The company reports negative EPS of HK$-0.42, negative book value, and current ratio of 0.47 indicating liquidity stress. However, a 6.3 million square meter land bank suggests underlying asset value.
Meyka AI rates 0845.HK with a B grade and HOLD recommendation. Limited downside exists but execution risk remains significant. Await property market stabilization before accumulating.
Pre-market volume stands at 586,403 shares, representing 10.6% of 5.53 million average daily volume. Light trading reflects emerging interest in oversold recovery plays.

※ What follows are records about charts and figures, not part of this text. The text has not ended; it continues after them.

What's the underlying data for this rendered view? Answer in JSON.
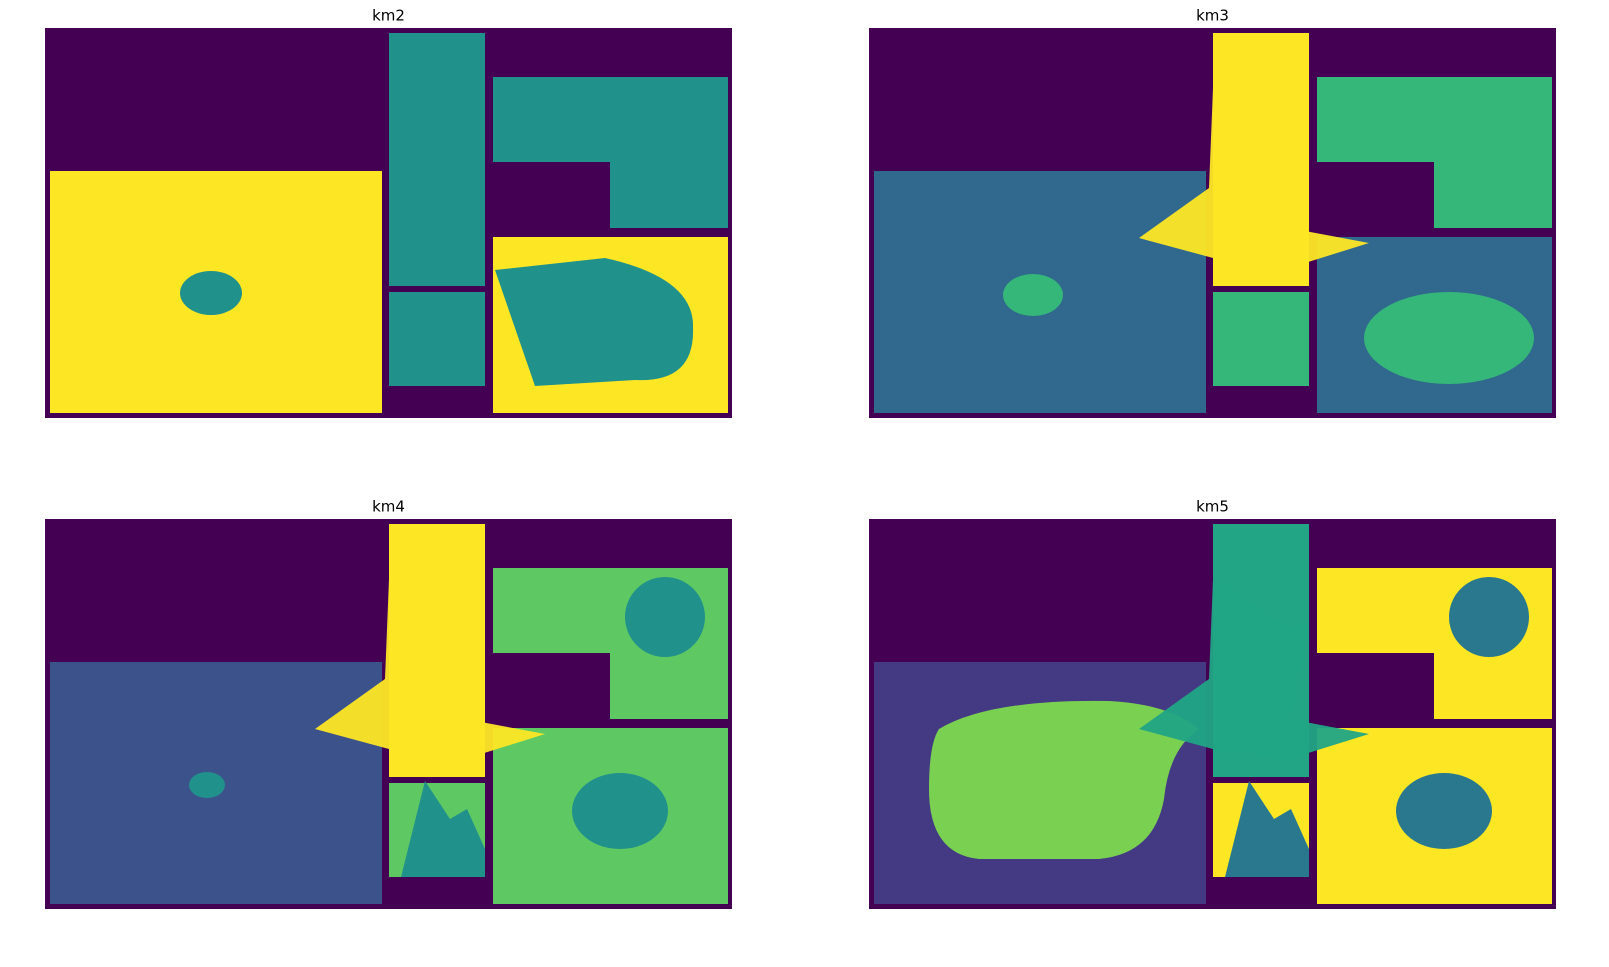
{
  "panels": [
    {
      "title": "km2"
    },
    {
      "title": "km3"
    },
    {
      "title": "km4"
    },
    {
      "title": "km5"
    }
  ]
}
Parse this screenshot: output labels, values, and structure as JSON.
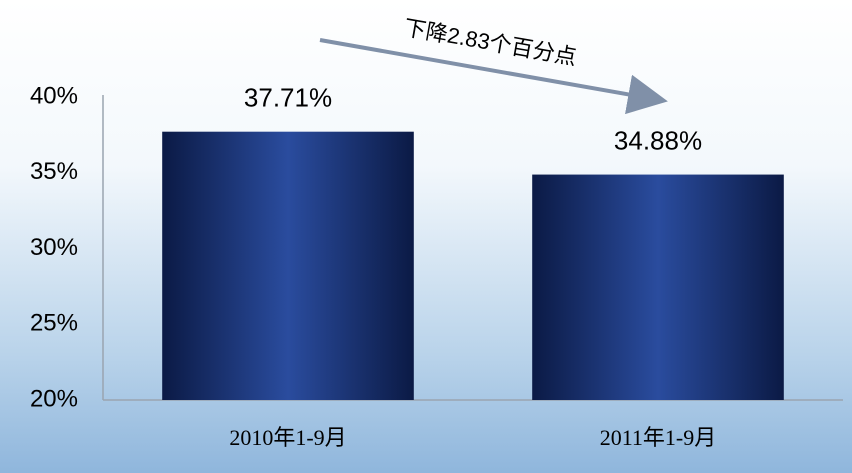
{
  "chart_data": {
    "type": "bar",
    "annotation": "下降2.83个百分点",
    "categories": [
      "2010年1-9月",
      "2011年1-9月"
    ],
    "values": [
      37.71,
      34.88
    ],
    "value_labels": [
      "37.71%",
      "34.88%"
    ],
    "color": "#1d3a80",
    "ylim": [
      20,
      40
    ],
    "yticks": [
      {
        "value": 20,
        "label": "20%"
      },
      {
        "value": 25,
        "label": "25%"
      },
      {
        "value": 30,
        "label": "30%"
      },
      {
        "value": 35,
        "label": "35%"
      },
      {
        "value": 40,
        "label": "40%"
      }
    ],
    "grid": false
  }
}
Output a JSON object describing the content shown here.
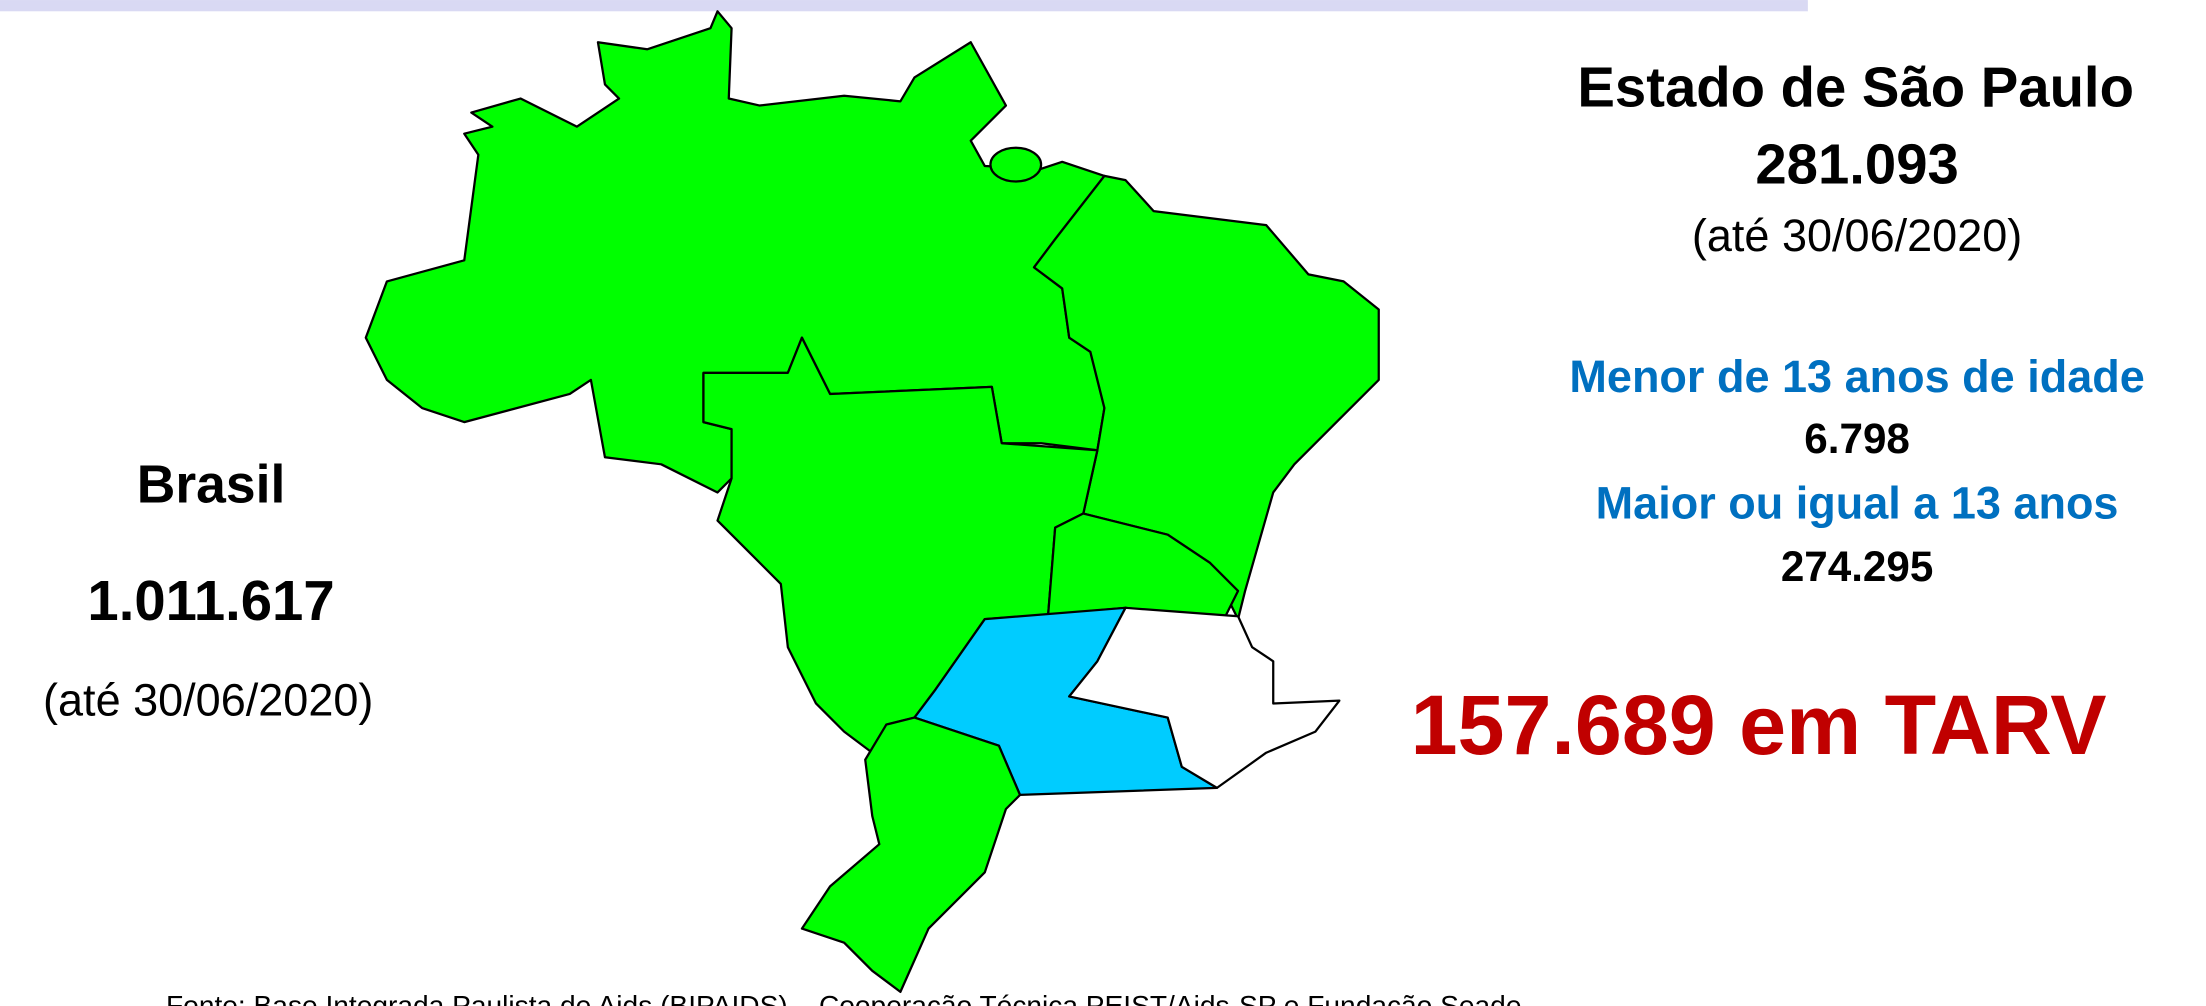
{
  "brasil": {
    "label": "Brasil",
    "total": "1.011.617",
    "date": "(até 30/06/2020)"
  },
  "sao_paulo": {
    "title": "Estado de São Paulo",
    "total": "281.093",
    "date": "(até 30/06/2020)",
    "groups": [
      {
        "label": "Menor de 13 anos de idade",
        "value": "6.798"
      },
      {
        "label": "Maior ou igual a 13 anos",
        "value": "274.295"
      }
    ],
    "tarv": "157.689 em TARV"
  },
  "source": "Fonte: Base Integrada Paulista de Aids (BIPAIDS) – Cooperação Técnica PEIST/Aids-SP e Fundação Seade"
}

Glorious trades at 0.026x sales versus sector average 1.76x, with negative equity versus sector average debt-to-equity of 0.43. Distressed valuation reflects company-specific challenges.
Disclaimer:
Stock markets involve risks. This content is for informational purposes only. Past performance does not guarantee future results. Meyka AI PTY LTD provides market analysis and data insights, not financial advice. Always conduct your own research and consider consulting a licensed financial advisor.